We wore black gi's from the start, assuming you bought a gi.  There was no restriction on the colors we could wear - and this probably produced some extra sells...we wore red gi's, black gi's, white gi's, US flag jackets with blue pants and so on.  Some of us got the great idea that we could mix and match the pants and jacket color.

At some point, somebody started tucking in their gi top and that became "all the rage" for about a year.


----------



## DavidCC (Mar 1, 2005)

3rd kyu, 2nd kyu, 1st kyu, 1st dan, 2nd dan... it makes some sense I guess (my school does it that way too)


we have white belt as 9th kyu

white, yellow, orange, purple, blue, green, brown, brown, brown, black

we get a black gi at blue.  The blue belt test is long, difficult, very taxing.  Up until this point, your promtions come in class when the Instructor knows you are ready.  For blue, you get specificaly and rigorously tested, and could fail.  For green, and browns it's back to "when you are ready the belt is awarded".  Then for black it is "beat down time" again.  We do that becaseu, that black gi symbolizes experience and ability.  the lower belts see that gi and know it is someone who will know the best answer to their question.  So we need to be sure...

It's also the whole 'rite of passage' thing too, I gotta admit it, the "black gi club" is kewl    "I am somebody now" hahaha


----------



## Scott Robinson (Mar 3, 2005)

We do things a little different (in a Cerio derived system).  

We have kyu ranks (called "classes") from 1st brown to white.  We have three classes of brown - starting with "brown 3 / sankyu".  For this class we have three stripes.  We take stripes off as we advance through the brown ranks.  So - for "brown 2/ nikyu" we have two striped; for brown 1 we have one stripe.

I like the metaphor of stripping away as one moves towards black - but we seem to be one of the few systems that do it this way.

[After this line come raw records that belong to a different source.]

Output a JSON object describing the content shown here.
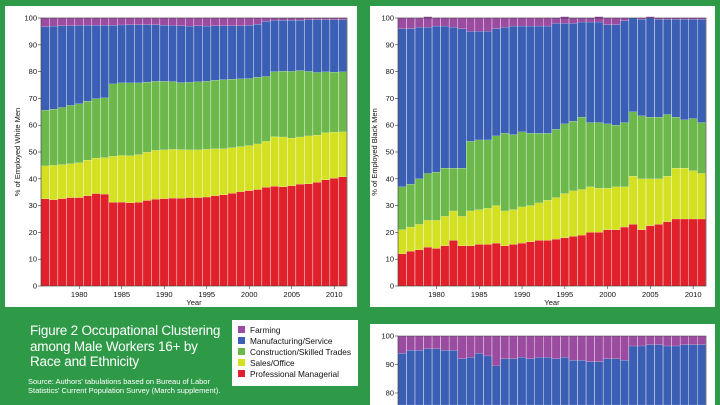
{
  "figure": {
    "title_lines": [
      "Figure 2  Occupational Clustering",
      "among Male Workers 16+ by",
      "Race and Ethnicity"
    ],
    "source_lines": [
      "Source: Authors' tabulations based on Bureau of Labor",
      "Statistics' Current Population Survey (March supplement)."
    ]
  },
  "legend": {
    "items": [
      {
        "label": "Farming",
        "color": "#9b4ba0"
      },
      {
        "label": "Manufacturing/Service",
        "color": "#3a5fb4"
      },
      {
        "label": "Construction/Skilled Trades",
        "color": "#6cb84a"
      },
      {
        "label": "Sales/Office",
        "color": "#d4e022"
      },
      {
        "label": "Professional Managerial",
        "color": "#e0202a"
      }
    ]
  },
  "chart_data": [
    {
      "type": "bar",
      "stacked": true,
      "ylabel": "% of Employed White Men",
      "xlabel": "Year",
      "ylim": [
        0,
        100
      ],
      "yticks": [
        0,
        10,
        20,
        30,
        40,
        50,
        60,
        70,
        80,
        90,
        100
      ],
      "xticks": [
        1980,
        1985,
        1990,
        1995,
        2000,
        2005,
        2010
      ],
      "x_start": 1976,
      "x_end": 2011,
      "series": [
        {
          "name": "Professional Managerial",
          "color": "#e0202a",
          "values": [
            32.5,
            32.2,
            32.6,
            33,
            33,
            33.7,
            34.5,
            34.3,
            31.2,
            31.3,
            31,
            31.2,
            31.9,
            32.4,
            32.6,
            32.8,
            32.7,
            33,
            33,
            33.2,
            33.7,
            34,
            34.6,
            35.2,
            35.6,
            36,
            36.8,
            37.2,
            37,
            37.4,
            38,
            38.1,
            38.7,
            39.6,
            40.2,
            40.7
          ]
        },
        {
          "name": "Sales/Office",
          "color": "#d4e022",
          "values": [
            12.3,
            12.8,
            12.7,
            12.6,
            13,
            13.3,
            13.2,
            13.6,
            17.2,
            17.4,
            17.6,
            17.8,
            18,
            18.2,
            18.2,
            18.2,
            18.2,
            17.8,
            17.8,
            17.8,
            17.5,
            17.2,
            17,
            16.8,
            16.8,
            17,
            17.2,
            18.5,
            18.6,
            17.8,
            17.6,
            17.9,
            17.6,
            17.6,
            17.2,
            16.8
          ]
        },
        {
          "name": "Construction/Skilled Trades",
          "color": "#6cb84a",
          "values": [
            20.8,
            21,
            21.3,
            21.8,
            22,
            22,
            22.2,
            22.3,
            27,
            27.1,
            27.2,
            26.8,
            26.2,
            25.8,
            25.6,
            25.3,
            25,
            25.2,
            25.4,
            25.4,
            25.6,
            25.8,
            25.6,
            25.3,
            25,
            24.9,
            24.2,
            24.3,
            24.6,
            24.9,
            24.8,
            24.1,
            23.4,
            22.7,
            22.4,
            22.4
          ]
        },
        {
          "name": "Manufacturing/Service",
          "color": "#3a5fb4",
          "values": [
            31.2,
            31,
            30.5,
            29.7,
            29.2,
            28.3,
            27.4,
            27.1,
            21.9,
            21.6,
            21.7,
            21.7,
            21.4,
            21.1,
            20.9,
            20.9,
            21.2,
            21,
            20.9,
            20.6,
            20.3,
            20.1,
            19.9,
            19.8,
            19.9,
            19.8,
            20.6,
            19.1,
            19,
            19.1,
            18.8,
            19.2,
            19.7,
            19.5,
            19.6,
            19.5
          ]
        },
        {
          "name": "Farming",
          "color": "#9b4ba0",
          "values": [
            3.2,
            3,
            2.9,
            2.9,
            2.8,
            2.7,
            2.7,
            2.7,
            2.7,
            2.6,
            2.5,
            2.5,
            2.5,
            2.5,
            2.7,
            2.8,
            2.9,
            3,
            2.9,
            3,
            2.9,
            2.9,
            2.9,
            2.9,
            2.7,
            2.3,
            1.2,
            0.9,
            0.8,
            0.8,
            0.8,
            0.7,
            0.6,
            0.6,
            0.6,
            0.6
          ]
        }
      ]
    },
    {
      "type": "bar",
      "stacked": true,
      "ylabel": "% of Employed Black Men",
      "xlabel": "Year",
      "ylim": [
        0,
        100
      ],
      "yticks": [
        0,
        10,
        20,
        30,
        40,
        50,
        60,
        70,
        80,
        90,
        100
      ],
      "xticks": [
        1980,
        1985,
        1990,
        1995,
        2000,
        2005,
        2010
      ],
      "x_start": 1976,
      "x_end": 2011,
      "series": [
        {
          "name": "Professional Managerial",
          "color": "#e0202a",
          "values": [
            12,
            13,
            13.5,
            14.5,
            14,
            15,
            17,
            15,
            15,
            15.5,
            15.5,
            16,
            15,
            15.5,
            16,
            16.5,
            17,
            17,
            17.5,
            18,
            18.5,
            19,
            20,
            20,
            21,
            21,
            22,
            23,
            21,
            22.5,
            23,
            24,
            25,
            25,
            25,
            25
          ]
        },
        {
          "name": "Sales/Office",
          "color": "#d4e022",
          "values": [
            9,
            9,
            9.5,
            10,
            10.5,
            11,
            11,
            11,
            13,
            13,
            13.5,
            14,
            13,
            13,
            13.5,
            13.5,
            14,
            15,
            15.5,
            16.5,
            17,
            17,
            17,
            16.5,
            15.5,
            16,
            15,
            18,
            19,
            17.5,
            17,
            17,
            19,
            19,
            18,
            17
          ]
        },
        {
          "name": "Construction/Skilled Trades",
          "color": "#6cb84a",
          "values": [
            16,
            16,
            17,
            17.5,
            18,
            18,
            16,
            18,
            26,
            26,
            25.5,
            26,
            29,
            28,
            28,
            27,
            26,
            25,
            25.5,
            26,
            26,
            27,
            24,
            24.5,
            24,
            23,
            24,
            24,
            23.5,
            23,
            23,
            23,
            19,
            18,
            19.5,
            19
          ]
        },
        {
          "name": "Manufacturing/Service",
          "color": "#3a5fb4",
          "values": [
            59,
            58,
            56.5,
            54.5,
            54.5,
            53,
            52.5,
            52,
            41,
            40.5,
            40.5,
            40,
            39.5,
            40.5,
            39.5,
            40,
            40,
            40,
            39.5,
            37.5,
            36.5,
            35.5,
            37.5,
            37.5,
            37,
            37.5,
            38,
            35,
            36,
            37,
            36.5,
            35.5,
            36.5,
            37.5,
            37,
            38.5
          ]
        },
        {
          "name": "Farming",
          "color": "#9b4ba0",
          "values": [
            4,
            4,
            3.5,
            4,
            3,
            3,
            3.5,
            4,
            5,
            5,
            5,
            4,
            3.5,
            3,
            3,
            3,
            3,
            3,
            2,
            2.5,
            2,
            1.5,
            1.5,
            2,
            2.5,
            2.5,
            1,
            0,
            0.5,
            0.5,
            0.5,
            0.5,
            0.5,
            0.5,
            0.5,
            0.5
          ]
        }
      ]
    },
    {
      "type": "bar",
      "stacked": true,
      "ylim": [
        0,
        100
      ],
      "yticks": [
        80,
        90,
        100
      ],
      "x_start": 1976,
      "x_end": 2011,
      "series": [
        {
          "name": "Manufacturing/Service",
          "color": "#3a5fb4",
          "values": [
            94,
            95,
            95,
            95.5,
            95.5,
            95,
            95,
            92,
            92.5,
            94,
            93,
            89.5,
            92,
            92,
            92.5,
            92,
            92.5,
            92.5,
            92,
            92.5,
            91.5,
            91.5,
            91,
            91,
            92,
            92,
            91.5,
            96.5,
            96.5,
            97,
            97,
            96.5,
            96.5,
            97,
            97,
            97
          ]
        },
        {
          "name": "Farming",
          "color": "#9b4ba0",
          "values": [
            6,
            5,
            5,
            4.5,
            4.5,
            5,
            5,
            8,
            7.5,
            6,
            7,
            10.5,
            8,
            8,
            7.5,
            8,
            7.5,
            7.5,
            8,
            7.5,
            8.5,
            8.5,
            9,
            9,
            8,
            8,
            8.5,
            3.5,
            3.5,
            3,
            3,
            3.5,
            3.5,
            3,
            3,
            3
          ]
        }
      ]
    }
  ]
}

It is interesting to see all of the variations on a core practice (three browns).


----------



## Gufbal1982 (Nov 23, 2006)

Just like Joe, I used to call it the countdown to black belt.  We changed to black gi's at purple belt.  Black was the symbol of "being let into the temple to train" or at least that's what my instructor told me...however, they wouldn't consider you intermediate until green and advanced at brown.  USSD I know consider's you advanced at blue belt...that way you can go to headquarters and test there.


----------



## Danjo (Nov 24, 2006)

Gufbal1982 said:


> Just like Joe, I used to call it the countdown to black belt. We changed to black gi's at purple belt. Black was the symbol of "being let into the temple to train" or at least that's what my instructor told me...however, they wouldn't consider you intermediate until green and advanced at brown. USSD I know consider's you advanced at blue belt...that way you can go to headquarters and test there.


 
And pay your money directly to them as I remember.


----------



## Gufbal1982 (Nov 24, 2006)

yup


----------



## IWishToLearn (Nov 24, 2006)

First Degree Brown is the highest, with no stripes.
Second Degree Brown is the middle rank, with two stripes.
Third Degree Brown is the first brown belt rank you attain, with three stripes, this rank is just above Green.


----------



## Doc (Nov 24, 2006)

shane23ss said:


> Yeah, it was confussing to me when talking to EPAK guys. They were talking about 1st degree brown and so on. I knew EPAK had degrees/kyu to the brown but didnt realize that 1st was higher than 3rd. Anyone know why that is?


The ranking structure comes from the Japanese, who were the first to install this belt structure in the sport of Judo. Because competitive sparring, (randori) was a requirement for advancement, and classes had people of all ages and both genders, a rank classification was created by Jigoro Kano. Students then could compete in ther own classification reasonably and fairly against students of similar experience.

The system utilizes the "kyu" that counts downward from beginner at 8 to advanced at 1st kyu. The brown belt ranks correspond to 3rd, 2nd, and 1st kyu. The "dan" ranks then began to count upward from there.

I dumped the Japanese kyu system years ago while still maintaining the three levels of brown, but put in proper American numerical order ascending instead of descending with "3rd degree brown" the highest.


----------